On June 2, 2016, the Sargent Shriver National Center on Poverty Law (“Shriver”), a nonprofit legal and policy advocacy organization for low-income individuals and families, submitted a FOIA request to the Chicago Public Schools (“CPS”) requesting complaints made to CPS involving police officers or security guards stationed at CPS schools from 2012 to 2016. CPS immediately invoked its right to an extension and on June 10, 2016, denied the request because there is no database that keeps the information Shriver sought and collecting the information would be unduly burdensome pursuant to FOIA Section 3(g), given the timeframe and potential locations for the complaints. CPS invited Shriver to narrow and clarify the request.
Shriver sent a second request on June 8, 2016, before it received a response for its first FOIA request, asking for alleged employee misconduct reports that involved in-school police officers entered into a specific database in 2014. Again, CPS almost immediately issued an extension letter. On June 16, 2016, CPS denied the request as unduly burdensome. CPS explained in its letter that its database does not have a field to identify in-school police officers, and so CPS staff would have to individually review more than 600 incident narratives for 2014. Once again, CPS invited Shriver to narrow its request.
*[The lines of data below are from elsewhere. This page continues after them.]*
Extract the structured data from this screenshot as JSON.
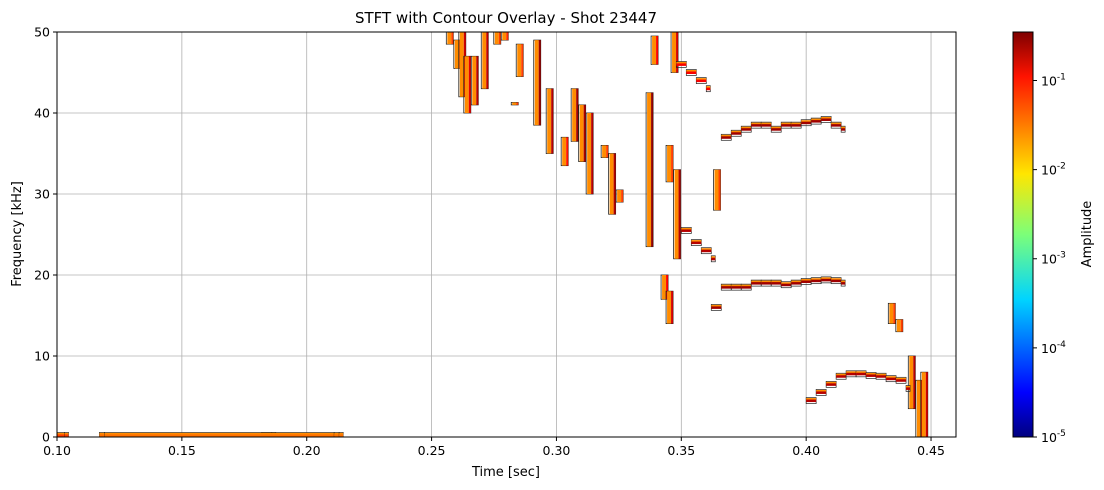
{
  "chart_data": {
    "type": "heatmap",
    "title": "STFT with Contour Overlay - Shot 23447",
    "xlabel": "Time [sec]",
    "ylabel": "Frequency [kHz]",
    "xlim": [
      0.1,
      0.46
    ],
    "ylim": [
      0,
      50
    ],
    "x_ticks": [
      0.1,
      0.15,
      0.2,
      0.25,
      0.3,
      0.35,
      0.4,
      0.45
    ],
    "x_tick_labels": [
      "0.10",
      "0.15",
      "0.20",
      "0.25",
      "0.30",
      "0.35",
      "0.40",
      "0.45"
    ],
    "y_ticks": [
      0,
      10,
      20,
      30,
      40,
      50
    ],
    "y_tick_labels": [
      "0",
      "10",
      "20",
      "30",
      "40",
      "50"
    ],
    "grid": true,
    "colormap": "jet",
    "color_scale": "log",
    "colorbar": {
      "label": "Amplitude",
      "range": [
        1e-05,
        0.35
      ],
      "ticks": [
        {
          "mantissa": "10",
          "exponent": "-1",
          "value": 0.1
        },
        {
          "mantissa": "10",
          "exponent": "-2",
          "value": 0.01
        },
        {
          "mantissa": "10",
          "exponent": "-3",
          "value": 0.001
        },
        {
          "mantissa": "10",
          "exponent": "-4",
          "value": 0.0001
        },
        {
          "mantissa": "10",
          "exponent": "-5",
          "value": 1e-05
        }
      ]
    },
    "features": [
      {
        "kind": "vertical",
        "t": 0.2575,
        "f0": 48.5,
        "f1": 50,
        "amp": 0.05
      },
      {
        "kind": "vertical",
        "t": 0.2605,
        "f0": 45.5,
        "f1": 49,
        "amp": 0.04
      },
      {
        "kind": "vertical",
        "t": 0.2625,
        "f0": 42,
        "f1": 50,
        "amp": 0.15
      },
      {
        "kind": "vertical",
        "t": 0.2645,
        "f0": 40,
        "f1": 47,
        "amp": 0.12
      },
      {
        "kind": "vertical",
        "t": 0.2675,
        "f0": 41,
        "f1": 47,
        "amp": 0.2
      },
      {
        "kind": "vertical",
        "t": 0.2715,
        "f0": 43,
        "f1": 50,
        "amp": 0.18
      },
      {
        "kind": "vertical",
        "t": 0.2765,
        "f0": 48.5,
        "f1": 50,
        "amp": 0.05
      },
      {
        "kind": "vertical",
        "t": 0.2795,
        "f0": 49,
        "f1": 50,
        "amp": 0.06
      },
      {
        "kind": "vertical",
        "t": 0.2835,
        "f0": 41,
        "f1": 41.3,
        "amp": 0.05
      },
      {
        "kind": "vertical",
        "t": 0.2855,
        "f0": 44.5,
        "f1": 48.5,
        "amp": 0.05
      },
      {
        "kind": "vertical",
        "t": 0.2925,
        "f0": 38.5,
        "f1": 49,
        "amp": 0.25
      },
      {
        "kind": "vertical",
        "t": 0.2975,
        "f0": 35,
        "f1": 43,
        "amp": 0.2
      },
      {
        "kind": "vertical",
        "t": 0.3035,
        "f0": 33.5,
        "f1": 37,
        "amp": 0.08
      },
      {
        "kind": "vertical",
        "t": 0.3075,
        "f0": 36.5,
        "f1": 43,
        "amp": 0.25
      },
      {
        "kind": "vertical",
        "t": 0.3105,
        "f0": 34,
        "f1": 41,
        "amp": 0.22
      },
      {
        "kind": "vertical",
        "t": 0.3135,
        "f0": 30,
        "f1": 40,
        "amp": 0.2
      },
      {
        "kind": "vertical",
        "t": 0.3195,
        "f0": 34.5,
        "f1": 36,
        "amp": 0.05
      },
      {
        "kind": "vertical",
        "t": 0.3225,
        "f0": 27.5,
        "f1": 35,
        "amp": 0.2
      },
      {
        "kind": "vertical",
        "t": 0.3255,
        "f0": 29,
        "f1": 30.5,
        "amp": 0.05
      },
      {
        "kind": "vertical",
        "t": 0.3375,
        "f0": 23.5,
        "f1": 42.5,
        "amp": 0.3
      },
      {
        "kind": "vertical",
        "t": 0.3395,
        "f0": 46,
        "f1": 49.5,
        "amp": 0.1
      },
      {
        "kind": "vertical",
        "t": 0.3455,
        "f0": 31.5,
        "f1": 36,
        "amp": 0.05
      },
      {
        "kind": "vertical",
        "t": 0.3485,
        "f0": 22,
        "f1": 33,
        "amp": 0.2
      },
      {
        "kind": "vertical",
        "t": 0.3475,
        "f0": 45,
        "f1": 50,
        "amp": 0.15
      },
      {
        "kind": "vertical",
        "t": 0.3435,
        "f0": 17,
        "f1": 20,
        "amp": 0.1
      },
      {
        "kind": "vertical",
        "t": 0.3455,
        "f0": 14,
        "f1": 18,
        "amp": 0.15
      },
      {
        "kind": "vertical",
        "t": 0.3645,
        "f0": 28,
        "f1": 33,
        "amp": 0.05
      },
      {
        "kind": "vertical",
        "t": 0.4345,
        "f0": 14,
        "f1": 16.5,
        "amp": 0.05
      },
      {
        "kind": "vertical",
        "t": 0.4375,
        "f0": 13,
        "f1": 14.5,
        "amp": 0.05
      },
      {
        "kind": "vertical",
        "t": 0.4425,
        "f0": 3.5,
        "f1": 10,
        "amp": 0.2
      },
      {
        "kind": "vertical",
        "t": 0.4455,
        "f0": 0,
        "f1": 7,
        "amp": 0.2
      },
      {
        "kind": "vertical",
        "t": 0.4475,
        "f0": 0,
        "f1": 8,
        "amp": 0.15
      },
      {
        "kind": "band",
        "t": [
          0.348,
          0.352,
          0.356,
          0.36
        ],
        "f": [
          46,
          45,
          44,
          43
        ],
        "amp": 0.1
      },
      {
        "kind": "band",
        "t": [
          0.366,
          0.37,
          0.374,
          0.378,
          0.382,
          0.386,
          0.39,
          0.394,
          0.398,
          0.402,
          0.406,
          0.41,
          0.414
        ],
        "f": [
          37,
          37.5,
          38,
          38.5,
          38.5,
          38,
          38.5,
          38.5,
          38.8,
          39,
          39.2,
          38.5,
          38
        ],
        "amp": 0.25
      },
      {
        "kind": "band",
        "t": [
          0.35,
          0.354,
          0.358,
          0.362
        ],
        "f": [
          25.5,
          24,
          23,
          22
        ],
        "amp": 0.2
      },
      {
        "kind": "band",
        "t": [
          0.362,
          0.366,
          0.37,
          0.374,
          0.378,
          0.382,
          0.386,
          0.39,
          0.394,
          0.398,
          0.402,
          0.406,
          0.41,
          0.414
        ],
        "f": [
          16,
          18.5,
          18.5,
          18.5,
          19,
          19,
          19,
          18.8,
          19,
          19.2,
          19.3,
          19.4,
          19.3,
          19
        ],
        "amp": 0.25
      },
      {
        "kind": "band",
        "t": [
          0.4,
          0.404,
          0.408,
          0.412,
          0.416,
          0.42,
          0.424,
          0.428,
          0.432,
          0.436,
          0.44
        ],
        "f": [
          4.5,
          5.5,
          6.5,
          7.5,
          7.8,
          7.8,
          7.6,
          7.5,
          7.2,
          7,
          6
        ],
        "amp": 0.2
      },
      {
        "kind": "band",
        "t": [
          0.1,
          0.103
        ],
        "f": [
          0.2,
          0.2
        ],
        "amp": 0.05
      },
      {
        "kind": "band",
        "t": [
          0.182,
          0.186
        ],
        "f": [
          0.2,
          0.2
        ],
        "amp": 0.03
      },
      {
        "kind": "band",
        "t": [
          0.117,
          0.119,
          0.211,
          0.213
        ],
        "f": [
          0.2,
          0.2,
          0.2,
          0.2
        ],
        "amp": 0.03
      }
    ]
  }
}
Shriver submitted a third FOIA request on June 16, 2016, which was also denied. This third request was for all alleged employee misconduct reports entered into the database in 2014. CPS denied the request as unduly burdensome because the request yielded 635 results, which would require hundreds of man hours to review and redact. CPS concluded that the burden would outweigh the public interest in the records.
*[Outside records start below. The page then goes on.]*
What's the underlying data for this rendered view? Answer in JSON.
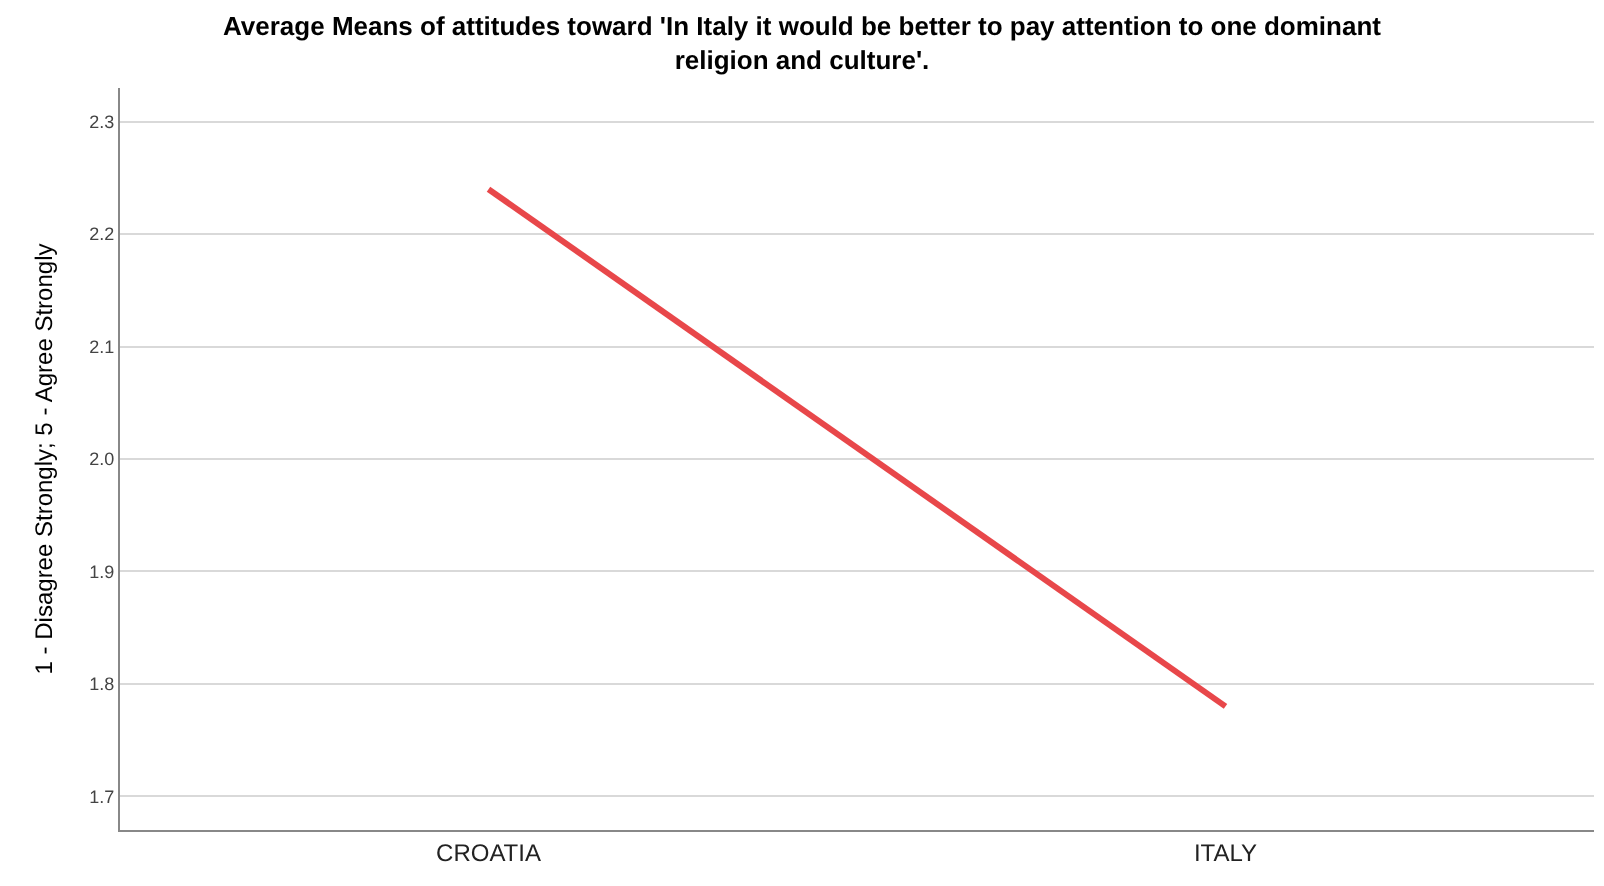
{
  "chart_data": {
    "type": "line",
    "title": "Average Means of attitudes toward 'In Italy it would be better to pay attention to one dominant religion and culture'.",
    "ylabel": "1 - Disagree Strongly; 5 - Agree Strongly",
    "categories": [
      "CROATIA",
      "ITALY"
    ],
    "series": [
      {
        "color": "#e8474a",
        "values": [
          2.24,
          1.78
        ]
      }
    ],
    "ylim": [
      1.67,
      2.33
    ],
    "yticks": [
      {
        "value": 1.7,
        "label": "1.7"
      },
      {
        "value": 1.8,
        "label": "1.8"
      },
      {
        "value": 1.9,
        "label": "1.9"
      },
      {
        "value": 2.0,
        "label": "2.0"
      },
      {
        "value": 2.1,
        "label": "2.1"
      },
      {
        "value": 2.2,
        "label": "2.2"
      },
      {
        "value": 2.3,
        "label": "2.3"
      }
    ],
    "grid": "y",
    "marker": "none",
    "line_style": "solid"
  }
}
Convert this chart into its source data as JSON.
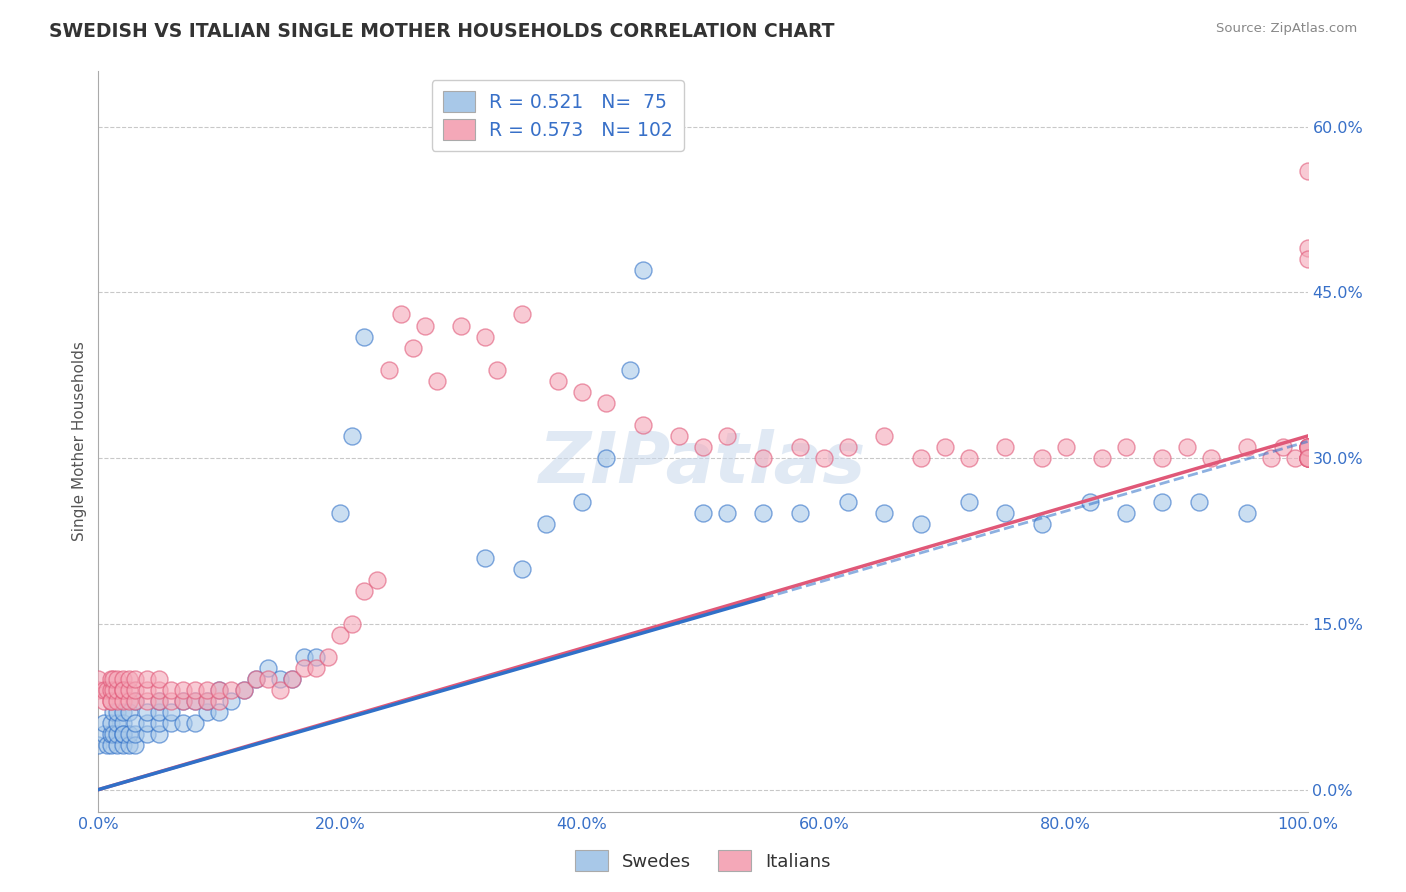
{
  "title": "SWEDISH VS ITALIAN SINGLE MOTHER HOUSEHOLDS CORRELATION CHART",
  "source": "Source: ZipAtlas.com",
  "ylabel": "Single Mother Households",
  "xlim": [
    0.0,
    1.0
  ],
  "ylim": [
    -0.02,
    0.65
  ],
  "swedes_R": 0.521,
  "swedes_N": 75,
  "italians_R": 0.573,
  "italians_N": 102,
  "swedes_color": "#a8c8e8",
  "italians_color": "#f4a8b8",
  "swedes_line_color": "#3070c8",
  "italians_line_color": "#e05878",
  "grid_color": "#cccccc",
  "title_color": "#333333",
  "watermark_color": "#c8d8ec",
  "sw_slope": 0.315,
  "sw_intercept": 0.0,
  "it_slope": 0.32,
  "it_intercept": 0.0,
  "sw_line_end_solid": 0.55,
  "sw_line_start_dash": 0.55,
  "sw_line_end_dash": 1.0,
  "sw_x": [
    0.0,
    0.005,
    0.005,
    0.007,
    0.01,
    0.01,
    0.01,
    0.012,
    0.012,
    0.015,
    0.015,
    0.015,
    0.015,
    0.02,
    0.02,
    0.02,
    0.02,
    0.02,
    0.025,
    0.025,
    0.025,
    0.03,
    0.03,
    0.03,
    0.03,
    0.04,
    0.04,
    0.04,
    0.05,
    0.05,
    0.05,
    0.05,
    0.06,
    0.06,
    0.07,
    0.07,
    0.08,
    0.08,
    0.09,
    0.09,
    0.1,
    0.1,
    0.11,
    0.12,
    0.13,
    0.14,
    0.15,
    0.16,
    0.17,
    0.18,
    0.2,
    0.21,
    0.22,
    0.32,
    0.35,
    0.37,
    0.4,
    0.42,
    0.44,
    0.45,
    0.5,
    0.52,
    0.55,
    0.58,
    0.62,
    0.65,
    0.68,
    0.72,
    0.75,
    0.78,
    0.82,
    0.85,
    0.88,
    0.91,
    0.95
  ],
  "sw_y": [
    0.04,
    0.05,
    0.06,
    0.04,
    0.04,
    0.05,
    0.06,
    0.05,
    0.07,
    0.04,
    0.05,
    0.06,
    0.07,
    0.04,
    0.05,
    0.06,
    0.07,
    0.05,
    0.04,
    0.05,
    0.07,
    0.04,
    0.05,
    0.06,
    0.08,
    0.05,
    0.06,
    0.07,
    0.05,
    0.06,
    0.07,
    0.08,
    0.06,
    0.07,
    0.06,
    0.08,
    0.06,
    0.08,
    0.07,
    0.08,
    0.07,
    0.09,
    0.08,
    0.09,
    0.1,
    0.11,
    0.1,
    0.1,
    0.12,
    0.12,
    0.25,
    0.32,
    0.41,
    0.21,
    0.2,
    0.24,
    0.26,
    0.3,
    0.38,
    0.47,
    0.25,
    0.25,
    0.25,
    0.25,
    0.26,
    0.25,
    0.24,
    0.26,
    0.25,
    0.24,
    0.26,
    0.25,
    0.26,
    0.26,
    0.25
  ],
  "it_x": [
    0.0,
    0.0,
    0.005,
    0.005,
    0.007,
    0.01,
    0.01,
    0.01,
    0.01,
    0.012,
    0.012,
    0.015,
    0.015,
    0.015,
    0.02,
    0.02,
    0.02,
    0.02,
    0.025,
    0.025,
    0.025,
    0.03,
    0.03,
    0.03,
    0.04,
    0.04,
    0.04,
    0.05,
    0.05,
    0.05,
    0.06,
    0.06,
    0.07,
    0.07,
    0.08,
    0.08,
    0.09,
    0.09,
    0.1,
    0.1,
    0.11,
    0.12,
    0.13,
    0.14,
    0.15,
    0.16,
    0.17,
    0.18,
    0.19,
    0.2,
    0.21,
    0.22,
    0.23,
    0.24,
    0.25,
    0.26,
    0.27,
    0.28,
    0.3,
    0.32,
    0.33,
    0.35,
    0.38,
    0.4,
    0.42,
    0.45,
    0.48,
    0.5,
    0.52,
    0.55,
    0.58,
    0.6,
    0.62,
    0.65,
    0.68,
    0.7,
    0.72,
    0.75,
    0.78,
    0.8,
    0.83,
    0.85,
    0.88,
    0.9,
    0.92,
    0.95,
    0.97,
    0.98,
    0.99,
    1.0,
    1.0,
    1.0,
    1.0,
    1.0,
    1.0,
    1.0,
    1.0,
    1.0,
    1.0,
    1.0,
    1.0,
    1.0
  ],
  "it_y": [
    0.09,
    0.1,
    0.08,
    0.09,
    0.09,
    0.08,
    0.09,
    0.1,
    0.08,
    0.09,
    0.1,
    0.08,
    0.09,
    0.1,
    0.08,
    0.09,
    0.1,
    0.09,
    0.08,
    0.09,
    0.1,
    0.08,
    0.09,
    0.1,
    0.08,
    0.09,
    0.1,
    0.08,
    0.09,
    0.1,
    0.08,
    0.09,
    0.08,
    0.09,
    0.08,
    0.09,
    0.08,
    0.09,
    0.08,
    0.09,
    0.09,
    0.09,
    0.1,
    0.1,
    0.09,
    0.1,
    0.11,
    0.11,
    0.12,
    0.14,
    0.15,
    0.18,
    0.19,
    0.38,
    0.43,
    0.4,
    0.42,
    0.37,
    0.42,
    0.41,
    0.38,
    0.43,
    0.37,
    0.36,
    0.35,
    0.33,
    0.32,
    0.31,
    0.32,
    0.3,
    0.31,
    0.3,
    0.31,
    0.32,
    0.3,
    0.31,
    0.3,
    0.31,
    0.3,
    0.31,
    0.3,
    0.31,
    0.3,
    0.31,
    0.3,
    0.31,
    0.3,
    0.31,
    0.3,
    0.31,
    0.3,
    0.31,
    0.3,
    0.31,
    0.3,
    0.31,
    0.3,
    0.31,
    0.3,
    0.56,
    0.49,
    0.48
  ]
}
Shriver then filed a lawsuit with the Circuit Court of Cook County alleging that CPS willfully violated FOIA each time it denied Shriver’s requests and that CPS’s automatic extension was improper. CPS moved to dismiss the case because Shriver failed to allege any facts supporting its allegations. Specifically, CPS noted that Shriver did not allege facts to establish that CPS willfully or intentionally failed to comply with FOIA or otherwise acted in bad faith. The Circuit Court agreed with CPS and found that the extensions were proper and that Shriver failed to identify how CPS’s refusal to produce records was willful and intentional or otherwise in bad faith. Shriver appealed the Circuit Court’s holding to the Appellate Court.
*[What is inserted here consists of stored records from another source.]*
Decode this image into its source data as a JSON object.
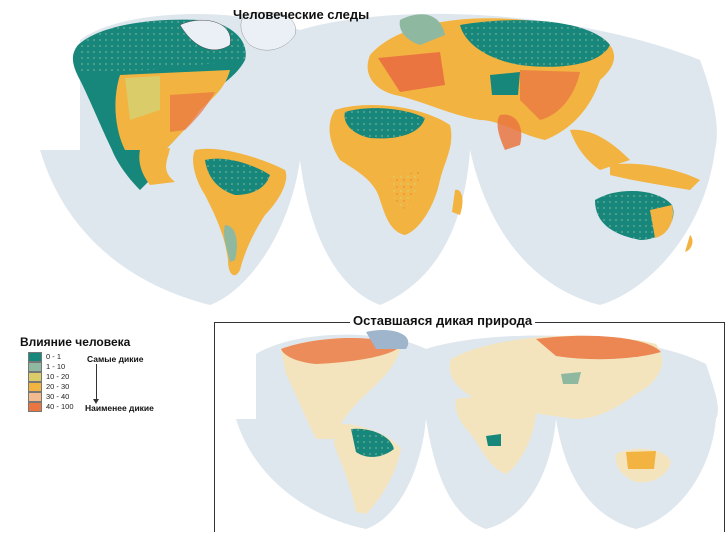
{
  "main_map": {
    "title": "Человеческие следы"
  },
  "inset_map": {
    "title": "Оставшаяся дикая природа"
  },
  "legend": {
    "title": "Влияние человека",
    "most_wild": "Самые дикие",
    "least_wild": "Наименее дикие",
    "classes": [
      {
        "label": "0 - 1",
        "color": "#16877a"
      },
      {
        "label": "1 - 10",
        "color": "#8fb8a1"
      },
      {
        "label": "10 - 20",
        "color": "#dbcc6a"
      },
      {
        "label": "20 - 30",
        "color": "#f2b340"
      },
      {
        "label": "30 - 40",
        "color": "#f3b98f"
      },
      {
        "label": "40 - 100",
        "color": "#ea7541"
      }
    ]
  },
  "colors": {
    "ocean": "#dfe7ee",
    "ice": "#eaf0f5",
    "wild_remaining": "#f3e4bd",
    "borders": "#4a4a4a"
  }
}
The Appellate Court agreed with the Circuit Court. With respect to the time extensions, the Appellate Court emphasized that a public body has the unilateral ability to extend its response by five business days, which is exactly what CPS did. With respect to CPS’s denial of the FOIA requests as undue burdens, the Appellate Court found that CPS properly explained the reasons for the denials in its response letters, and the reasons provided showed that the burden of compliance would outweigh the public interest in disclosing the requested records.
This ruling confirms that when a public body denies a request because it is unduly burdensome, it should specifically state in the denial why the request is unduly burdensome and provide the requester an opportunity to narrow his/her request.